There have been several attempts over the years to change how Social Security COLA are calculated, most recently the Fair COLA for Seniors Act of 2021 which was proposed by Congressman John Garamendi of California.  This act calls for changing the measure to the CPI-E, or the Consumer Price Index for the Elderly, which is based on items people aged 62 and older tend to use, such as a higher weighting on healthcare costs.

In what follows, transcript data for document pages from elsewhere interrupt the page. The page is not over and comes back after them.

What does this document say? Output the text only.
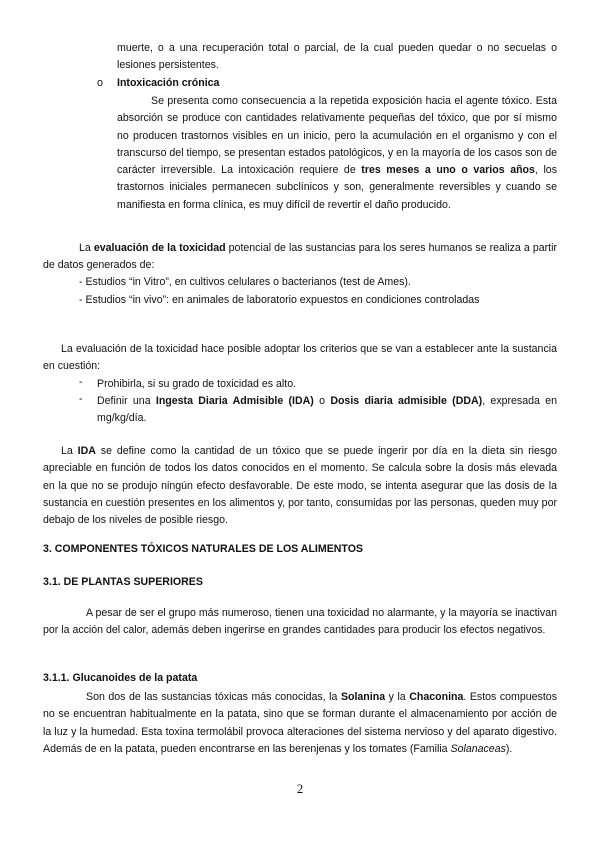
muerte, o a una recuperación total o parcial, de la cual pueden quedar o no secuelas o lesiones persistentes.

o Intoxicación crónica

Se presenta como consecuencia a la repetida exposición hacia el agente tóxico. Esta absorción se produce con cantidades relativamente pequeñas del tóxico, que por sí mismo no producen trastornos visibles en un inicio, pero la acumulación en el organismo y con el transcurso del tiempo, se presentan estados patológicos, y en la mayoría de los casos son de carácter irreversible. La intoxicación requiere de tres meses a uno o varios años, los trastornos iniciales permanecen subclínicos y son, generalmente reversibles y cuando se manifiesta en forma clínica, es muy difícil de revertir el daño producido.

La evaluación de la toxicidad potencial de las sustancias para los seres humanos se realiza a partir de datos generados de:

- Estudios “in Vitro”, en cultivos celulares o bacterianos (test de Ames).

- Estudios “in vivo”: en animales de laboratorio expuestos en condiciones controladas

La evaluación de la toxicidad hace posible adoptar los criterios que se van a establecer ante la sustancia en cuestión:

- Prohibirla, si su grado de toxicidad es alto.

- Definir una Ingesta Diaria Admisible (IDA) o Dosis diaria admisible (DDA), expresada en mg/kg/día.

La IDA se define como la cantidad de un tóxico que se puede ingerir por día en la dieta sin riesgo apreciable en función de todos los datos conocidos en el momento. Se calcula sobre la dosis más elevada en la que no se produjo ningún efecto desfavorable. De este modo, se intenta asegurar que las dosis de la sustancia en cuestión presentes en los alimentos y, por tanto, consumidas por las personas, queden muy por debajo de los niveles de posible riesgo.

3. COMPONENTES TÓXICOS NATURALES DE LOS ALIMENTOS

3.1. DE PLANTAS SUPERIORES

A pesar de ser el grupo más numeroso, tienen una toxicidad no alarmante, y la mayoría se inactivan por la acción del calor, además deben ingerirse en grandes cantidades para producir los efectos negativos.

3.1.1. Glucanoides de la patata

Son dos de las sustancias tóxicas más conocidas, la Solanina y la Chaconina. Estos compuestos no se encuentran habitualmente en la patata, sino que se forman durante el almacenamiento por acción de la luz y la humedad. Esta toxina termolábil provoca alteraciones del sistema nervioso y del aparato digestivo. Además de en la patata, pueden encontrarse en las berenjenas y los tomates (Familia Solanaceas).

2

From 1982 to 2011, the annual COLA for Social Security benefits rose by 2.9% under the current method.  If the method was changed to the CPI-E, the average COLA would increase to 3.1%.  Increasing the average annual COLA by using the CPI-E to calculate the change does have one obvious hurdle standing in its way: cost.  Over time, a 0.2% per year of higher benefits would have a large impact, with estimates indicating it would push benefits 5% higher over a 25-year period than continuing to use the CPI-W.  With the Social Security trust fund already facing funding pressures, a change that would increase the way COLA are calculated seems unlikely to pass unless it is part of a larger reform effort on Social Security.

The actual COLA for Social Security benefits for 2022 will not be released until October 2021.  This is because the Social Security Administration must compare the CPI-W for the third quarter of 2021 to the third quarter of 2020.  The percentage change will be the official COLA for 2022.  We will continue to monitor the data to help keep you, our trusted clients and friends, informed regarding inflation and its possible impact on the Social Security COLA for next year as we all keep Moving Life Forward.